Um resultado de exame médico por si só já é confidencial cabendo apenas ao examinado abrir aquele papelzinho que vem lacrado e, no caso de internamento, à equipe médica. Creio que o paciente Jair Messias Bolsonaro tenha sido atendido no sistema de saúde, devido a possibilidade de contaminação pelo Coronavírus (haja vista os antecedentes da viagem), com todos os cuidados e dentro de todos os requisitos previstos pelo Ministério da Saúde e dentro das normas do HFA quanto à coleta, análise e divulgação do resultado (que só cabe a ele e a seu médico) e, com todo cuidado e privacidade a que teria direito um Presidente da República.
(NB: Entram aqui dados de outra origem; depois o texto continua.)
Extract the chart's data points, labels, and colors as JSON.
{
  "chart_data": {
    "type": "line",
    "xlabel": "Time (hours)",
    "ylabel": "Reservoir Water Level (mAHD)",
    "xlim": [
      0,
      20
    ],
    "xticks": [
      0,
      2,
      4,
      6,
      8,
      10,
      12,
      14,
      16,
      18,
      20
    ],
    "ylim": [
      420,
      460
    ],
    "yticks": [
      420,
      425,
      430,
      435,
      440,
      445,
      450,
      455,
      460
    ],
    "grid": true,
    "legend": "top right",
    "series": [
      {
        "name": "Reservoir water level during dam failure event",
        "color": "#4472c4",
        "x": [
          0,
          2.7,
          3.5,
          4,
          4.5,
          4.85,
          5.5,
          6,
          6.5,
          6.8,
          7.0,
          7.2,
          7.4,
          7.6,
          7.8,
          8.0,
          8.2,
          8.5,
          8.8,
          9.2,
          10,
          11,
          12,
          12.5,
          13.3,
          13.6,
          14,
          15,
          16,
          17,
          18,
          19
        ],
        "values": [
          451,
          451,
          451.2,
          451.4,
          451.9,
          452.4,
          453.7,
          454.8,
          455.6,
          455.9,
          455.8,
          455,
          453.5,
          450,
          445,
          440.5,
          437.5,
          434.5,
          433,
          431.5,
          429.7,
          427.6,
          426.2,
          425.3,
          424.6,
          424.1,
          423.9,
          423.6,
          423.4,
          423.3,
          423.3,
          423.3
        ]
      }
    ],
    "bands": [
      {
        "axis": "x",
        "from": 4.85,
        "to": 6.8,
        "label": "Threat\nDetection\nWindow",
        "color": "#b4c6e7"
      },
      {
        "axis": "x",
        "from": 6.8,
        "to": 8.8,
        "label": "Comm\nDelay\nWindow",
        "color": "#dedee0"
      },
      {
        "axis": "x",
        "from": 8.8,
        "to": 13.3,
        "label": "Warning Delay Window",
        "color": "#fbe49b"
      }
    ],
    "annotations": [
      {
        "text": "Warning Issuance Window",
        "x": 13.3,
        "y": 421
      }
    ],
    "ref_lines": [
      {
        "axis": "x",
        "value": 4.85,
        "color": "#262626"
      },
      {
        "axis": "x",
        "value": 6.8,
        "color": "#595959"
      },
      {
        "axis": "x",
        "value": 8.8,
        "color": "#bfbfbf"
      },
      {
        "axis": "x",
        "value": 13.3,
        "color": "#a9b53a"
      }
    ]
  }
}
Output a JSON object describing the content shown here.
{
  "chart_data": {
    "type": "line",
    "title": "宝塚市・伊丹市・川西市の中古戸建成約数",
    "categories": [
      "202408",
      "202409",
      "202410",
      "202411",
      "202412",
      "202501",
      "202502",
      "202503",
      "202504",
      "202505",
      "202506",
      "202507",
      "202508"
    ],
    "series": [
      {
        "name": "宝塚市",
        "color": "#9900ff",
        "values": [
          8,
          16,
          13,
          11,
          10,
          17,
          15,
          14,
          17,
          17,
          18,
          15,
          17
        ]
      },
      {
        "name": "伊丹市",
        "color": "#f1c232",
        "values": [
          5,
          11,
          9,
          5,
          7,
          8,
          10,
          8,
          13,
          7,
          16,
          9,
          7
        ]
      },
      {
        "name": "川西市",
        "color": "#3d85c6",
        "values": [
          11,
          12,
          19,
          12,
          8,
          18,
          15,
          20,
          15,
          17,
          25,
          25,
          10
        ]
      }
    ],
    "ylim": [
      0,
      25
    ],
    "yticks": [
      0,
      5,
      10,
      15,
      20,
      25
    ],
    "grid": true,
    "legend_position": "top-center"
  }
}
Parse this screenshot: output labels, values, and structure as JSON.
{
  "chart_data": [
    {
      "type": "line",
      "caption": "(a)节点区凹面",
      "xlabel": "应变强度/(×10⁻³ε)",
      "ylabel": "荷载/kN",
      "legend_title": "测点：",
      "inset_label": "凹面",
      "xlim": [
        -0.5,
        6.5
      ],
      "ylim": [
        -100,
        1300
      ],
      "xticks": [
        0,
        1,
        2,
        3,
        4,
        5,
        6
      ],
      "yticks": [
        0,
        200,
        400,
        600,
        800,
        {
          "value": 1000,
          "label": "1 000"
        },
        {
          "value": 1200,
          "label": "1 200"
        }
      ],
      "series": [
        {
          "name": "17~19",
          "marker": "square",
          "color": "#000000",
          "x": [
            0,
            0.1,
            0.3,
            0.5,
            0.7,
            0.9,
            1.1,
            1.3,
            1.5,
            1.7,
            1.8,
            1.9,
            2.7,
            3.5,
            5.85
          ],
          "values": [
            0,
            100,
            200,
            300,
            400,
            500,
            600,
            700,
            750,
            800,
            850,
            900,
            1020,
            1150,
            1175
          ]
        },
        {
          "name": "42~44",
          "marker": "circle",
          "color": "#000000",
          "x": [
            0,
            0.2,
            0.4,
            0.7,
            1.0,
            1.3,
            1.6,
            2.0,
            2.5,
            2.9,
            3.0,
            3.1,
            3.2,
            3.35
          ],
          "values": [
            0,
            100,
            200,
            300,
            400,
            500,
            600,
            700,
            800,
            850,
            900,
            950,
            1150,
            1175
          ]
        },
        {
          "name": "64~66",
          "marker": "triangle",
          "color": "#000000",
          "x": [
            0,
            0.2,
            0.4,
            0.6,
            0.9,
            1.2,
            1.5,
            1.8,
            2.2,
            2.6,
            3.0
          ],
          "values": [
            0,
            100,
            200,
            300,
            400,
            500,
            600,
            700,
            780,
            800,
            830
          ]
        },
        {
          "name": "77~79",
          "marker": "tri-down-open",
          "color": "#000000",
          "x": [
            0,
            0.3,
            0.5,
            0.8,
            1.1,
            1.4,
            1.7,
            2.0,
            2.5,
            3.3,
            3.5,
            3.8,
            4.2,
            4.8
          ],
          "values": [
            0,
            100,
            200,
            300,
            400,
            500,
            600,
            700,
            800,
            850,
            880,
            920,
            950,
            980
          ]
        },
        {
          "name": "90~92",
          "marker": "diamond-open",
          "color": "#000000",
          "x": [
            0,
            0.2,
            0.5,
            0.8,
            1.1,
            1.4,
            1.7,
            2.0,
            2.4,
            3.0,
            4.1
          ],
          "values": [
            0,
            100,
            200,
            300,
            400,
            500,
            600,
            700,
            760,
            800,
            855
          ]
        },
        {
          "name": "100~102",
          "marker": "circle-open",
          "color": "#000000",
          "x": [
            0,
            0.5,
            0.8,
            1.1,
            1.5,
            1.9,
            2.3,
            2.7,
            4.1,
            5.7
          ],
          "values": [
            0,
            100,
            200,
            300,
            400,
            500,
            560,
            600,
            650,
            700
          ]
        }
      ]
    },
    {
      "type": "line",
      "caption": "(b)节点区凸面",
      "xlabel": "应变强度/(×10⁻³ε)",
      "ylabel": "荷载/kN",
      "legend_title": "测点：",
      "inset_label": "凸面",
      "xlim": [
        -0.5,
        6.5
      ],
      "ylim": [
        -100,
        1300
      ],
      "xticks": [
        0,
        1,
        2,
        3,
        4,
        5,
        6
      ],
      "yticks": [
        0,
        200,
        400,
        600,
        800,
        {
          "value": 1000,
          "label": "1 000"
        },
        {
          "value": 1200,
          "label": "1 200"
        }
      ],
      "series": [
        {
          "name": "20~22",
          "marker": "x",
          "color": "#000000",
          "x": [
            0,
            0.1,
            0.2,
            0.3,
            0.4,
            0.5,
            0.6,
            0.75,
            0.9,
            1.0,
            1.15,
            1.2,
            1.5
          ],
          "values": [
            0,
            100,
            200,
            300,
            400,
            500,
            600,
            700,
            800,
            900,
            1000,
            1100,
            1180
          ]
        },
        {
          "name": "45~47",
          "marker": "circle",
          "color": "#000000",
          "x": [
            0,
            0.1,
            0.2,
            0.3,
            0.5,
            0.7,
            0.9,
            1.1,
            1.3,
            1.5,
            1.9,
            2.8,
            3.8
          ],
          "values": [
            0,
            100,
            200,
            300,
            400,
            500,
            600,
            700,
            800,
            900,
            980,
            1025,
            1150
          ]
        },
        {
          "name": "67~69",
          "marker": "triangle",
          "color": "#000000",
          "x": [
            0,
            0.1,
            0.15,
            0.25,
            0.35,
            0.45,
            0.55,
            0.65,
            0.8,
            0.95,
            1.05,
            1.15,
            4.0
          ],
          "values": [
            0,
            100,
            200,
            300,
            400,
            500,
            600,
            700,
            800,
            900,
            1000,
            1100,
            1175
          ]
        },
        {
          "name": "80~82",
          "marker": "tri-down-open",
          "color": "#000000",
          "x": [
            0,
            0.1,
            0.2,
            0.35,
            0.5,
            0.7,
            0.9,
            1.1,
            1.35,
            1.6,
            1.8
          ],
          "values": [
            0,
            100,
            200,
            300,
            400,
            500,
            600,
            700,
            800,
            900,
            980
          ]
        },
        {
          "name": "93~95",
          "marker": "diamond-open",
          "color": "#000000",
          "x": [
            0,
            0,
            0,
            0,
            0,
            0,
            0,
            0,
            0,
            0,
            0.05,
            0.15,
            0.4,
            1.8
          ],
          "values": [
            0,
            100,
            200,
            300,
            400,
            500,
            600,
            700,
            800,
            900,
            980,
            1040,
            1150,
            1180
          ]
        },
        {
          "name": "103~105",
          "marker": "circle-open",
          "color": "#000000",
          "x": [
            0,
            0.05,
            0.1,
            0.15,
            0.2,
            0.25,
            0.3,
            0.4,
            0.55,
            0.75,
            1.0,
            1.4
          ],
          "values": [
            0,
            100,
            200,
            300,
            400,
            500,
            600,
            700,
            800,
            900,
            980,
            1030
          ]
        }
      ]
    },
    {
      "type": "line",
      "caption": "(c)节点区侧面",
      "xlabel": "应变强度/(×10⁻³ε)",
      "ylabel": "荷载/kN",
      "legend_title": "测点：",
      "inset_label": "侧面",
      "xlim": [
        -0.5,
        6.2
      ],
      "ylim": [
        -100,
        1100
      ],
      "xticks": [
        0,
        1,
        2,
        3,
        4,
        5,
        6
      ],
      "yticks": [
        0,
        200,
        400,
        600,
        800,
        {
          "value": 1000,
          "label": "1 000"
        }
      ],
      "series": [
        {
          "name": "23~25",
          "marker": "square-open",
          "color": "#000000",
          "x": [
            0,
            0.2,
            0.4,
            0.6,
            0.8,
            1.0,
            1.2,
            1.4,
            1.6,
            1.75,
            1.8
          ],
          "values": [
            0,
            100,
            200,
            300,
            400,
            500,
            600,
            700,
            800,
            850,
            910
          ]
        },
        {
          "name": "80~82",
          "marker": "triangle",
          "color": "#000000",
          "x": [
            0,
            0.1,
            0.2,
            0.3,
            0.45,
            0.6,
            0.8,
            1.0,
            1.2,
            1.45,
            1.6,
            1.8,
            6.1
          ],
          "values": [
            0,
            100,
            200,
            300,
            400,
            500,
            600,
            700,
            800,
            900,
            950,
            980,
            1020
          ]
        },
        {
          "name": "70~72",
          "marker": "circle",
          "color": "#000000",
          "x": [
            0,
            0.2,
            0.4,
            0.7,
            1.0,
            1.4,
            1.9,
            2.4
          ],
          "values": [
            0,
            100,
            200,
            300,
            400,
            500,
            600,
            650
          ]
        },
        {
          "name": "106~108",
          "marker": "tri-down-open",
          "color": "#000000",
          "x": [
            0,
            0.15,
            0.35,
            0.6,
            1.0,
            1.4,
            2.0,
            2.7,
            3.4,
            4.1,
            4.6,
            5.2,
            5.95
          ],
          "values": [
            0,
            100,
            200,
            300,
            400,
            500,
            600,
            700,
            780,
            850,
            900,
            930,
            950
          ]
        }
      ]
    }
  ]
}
Sou testemunha do criterioso atendimento prestado pelo HFA, a não ser que tenha mudado de 1988 para cá e, neste caso a mudança certamente teria sido para melhorar seus processos. O sistema de controle de atendimento nos hospitais militares não aceita pseudônimos que não os previstos em leis e regulamentos internos como posto/graduação/nome da autoridade, seguidos do número de controle. São rígidos e criteriosos processos de controle o que, provavelmente, não permitiria falhas no curso destes processos.

Por outro lado, não podemos perder de vista as notícias que brotam do DNA do Messias como aquelas noticiadas a partir do Ministério Público de que ele teria feito gestão indevida junto ao Exército para a extinção de portarias de controle e rastreabilidade de armas no país. Vá saber…

Quanto ao imbróglio coronavírus/exames/justiça, em que pese o resultado de determinado exame de saúde só interesse ao examinado e a seu médico não podemos esquecer de que dependendo da situação, cabe à justiça determinar que seja dado a luz aos fatos, vide os testes de DNA que viraram rotina na vida do ser humano, por exemplo.